In the summer of 1981 members of the Green party went on a cycle ride in the north of the rural district of Wolfenbüttel shortly before the local elections. Near Schandelah they cycled through Wohld, a remote village, whose residents lived in unusual one-storey stone barracks near an army exercise area. Someone said: There is supposed to have been a concentration camp here. He knew no further details. It turned out that the barracks were actually the remains of a former external concentration camp belonging to Neuengamme, near Hamburg.
Further research lead to the discovery that German nazi history was hidden here and was apparently to remain hidden. Questions were not answered. Former witnesses in Schandelah did not like talking about a concentration camp. They referred to it as the foreigner’s camp. The following text gives a short description of the history of the concentration camp and its disclosure. It offers a virtual memorial to the victims of slavery in Schandelah.
Early history
South of Wolfsburg there is an 11 km length of oil shale which reaches a depth of 36 m. According to calculations made by the BKB (the local coal mining firm) 75 million tons of shale oil could be produced from this mine. Attempts at mining had already been made in the First World War.

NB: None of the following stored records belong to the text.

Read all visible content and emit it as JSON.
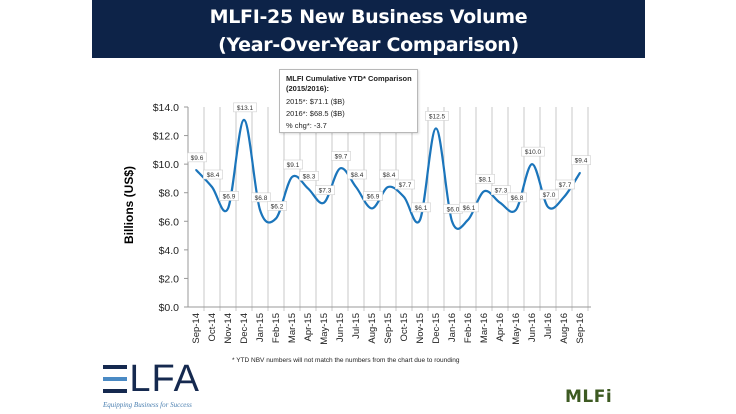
{
  "header": {
    "title_line1": "MLFI-25 New Business Volume",
    "title_line2": "(Year-Over-Year Comparison)"
  },
  "ytd_box": {
    "title": "MLFI Cumulative YTD* Comparison (2015/2016):",
    "row_2015": "2015*: $71.1  ($B)",
    "row_2016": "2016*: $68.5  ($B)",
    "pct_change": "% chg*: -3.7"
  },
  "footnote": "*  YTD NBV numbers will not match the numbers from the chart due to rounding",
  "logos": {
    "elfa_text": "ELFA",
    "elfa_tagline": "Equipping Business for Success",
    "mlfi_text": "MLFi"
  },
  "colors": {
    "header_bg": "#0d2348",
    "line": "#1b75bb",
    "grid": "#c8c8c8",
    "elfa_navy": "#15294f",
    "elfa_blue": "#4a8ac4"
  },
  "chart_data": {
    "type": "line",
    "title": "MLFI-25 New Business Volume (Year-Over-Year Comparison)",
    "xlabel": "",
    "ylabel": "Billions (US$)",
    "ylim": [
      0,
      14
    ],
    "yticks": [
      "$0.0",
      "$2.0",
      "$4.0",
      "$6.0",
      "$8.0",
      "$10.0",
      "$12.0",
      "$14.0"
    ],
    "ytick_values": [
      0,
      2,
      4,
      6,
      8,
      10,
      12,
      14
    ],
    "grid": "vertical",
    "smooth": true,
    "categories": [
      "Sep-14",
      "Oct-14",
      "Nov-14",
      "Dec-14",
      "Jan-15",
      "Feb-15",
      "Mar-15",
      "Apr-15",
      "May-15",
      "Jun-15",
      "Jul-15",
      "Aug-15",
      "Sep-15",
      "Oct-15",
      "Nov-15",
      "Dec-15",
      "Jan-16",
      "Feb-16",
      "Mar-16",
      "Apr-16",
      "May-16",
      "Jun-16",
      "Jul-16",
      "Aug-16",
      "Sep-16"
    ],
    "values": [
      9.6,
      8.4,
      6.9,
      13.1,
      6.8,
      6.2,
      9.1,
      8.3,
      7.3,
      9.7,
      8.4,
      6.9,
      8.4,
      7.7,
      6.1,
      12.5,
      6.0,
      6.1,
      8.1,
      7.3,
      6.8,
      10.0,
      7.0,
      7.7,
      9.4
    ],
    "data_labels": [
      "$9.6",
      "$8.4",
      "$6.9",
      "$13.1",
      "$6.8",
      "$6.2",
      "$9.1",
      "$8.3",
      "$7.3",
      "$9.7",
      "$8.4",
      "$6.9",
      "$8.4",
      "$7.7",
      "$6.1",
      "$12.5",
      "$6.0",
      "$6.1",
      "$8.1",
      "$7.3",
      "$6.8",
      "$10.0",
      "$7.0",
      "$7.7",
      "$9.4"
    ]
  }
}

In 1943 Albert Speer, the Minister of Armaments, had inquiries made about resuming the extraction of oil from oil shale. In the summer of 1943 Prof. Solms Wittig, general manager of the DASA, took part in a meeting with the Braunschweig nazi Ministerpresident Klagges. The meeting was attended by mining specialists and Hauptmann Krüdener, Speer’s authorised representative. Krüdener emphasised the necessity of finding new sources of oil for the continuation of the war effort..

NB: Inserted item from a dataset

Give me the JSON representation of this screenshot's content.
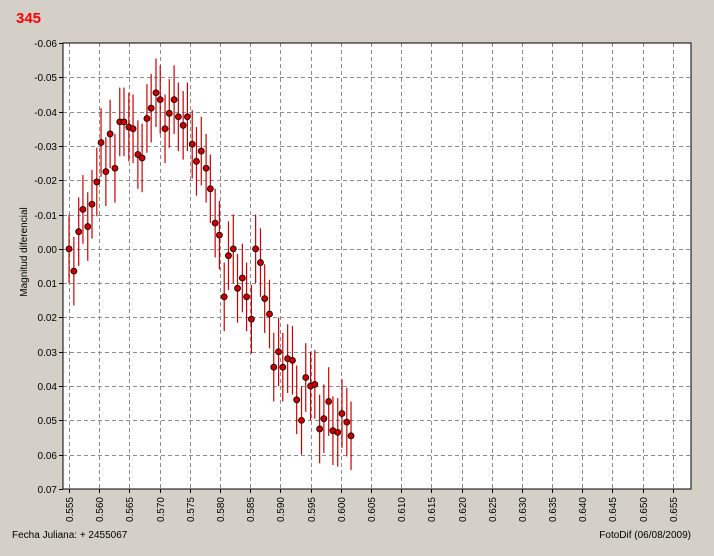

As a result of this talk the daughter company, Steinöl-Gesellschaft m.b.H. Braunschweig was founded. The company was given the name Kalk- und Zementwerke Schandelah to disguise its real purpose. Contracts were signed. The government of the Reich guaranteed a suitable rate of investment interest and provided 50% of the total capital. The necessary 7 – 8 Million RM were provided for the trial works by the government. In August 1944 the project acquired Geilenberg priority. Edmund Geilenberg, who visited Schandelah in the late summer of 1944, was General Commissioner for immediate measures at the Ministry. At this time it was almost impossible to find people for the work force so Wittig contacted Krüdener, who in turn promised to provide a work force of Concentration Camp prisoners . Building began immediately by the road betweeen Hordorf and Scheppau, north east of Braunschweig,. First of all three wooden barracks for guards and prisoners were built. These were later extended.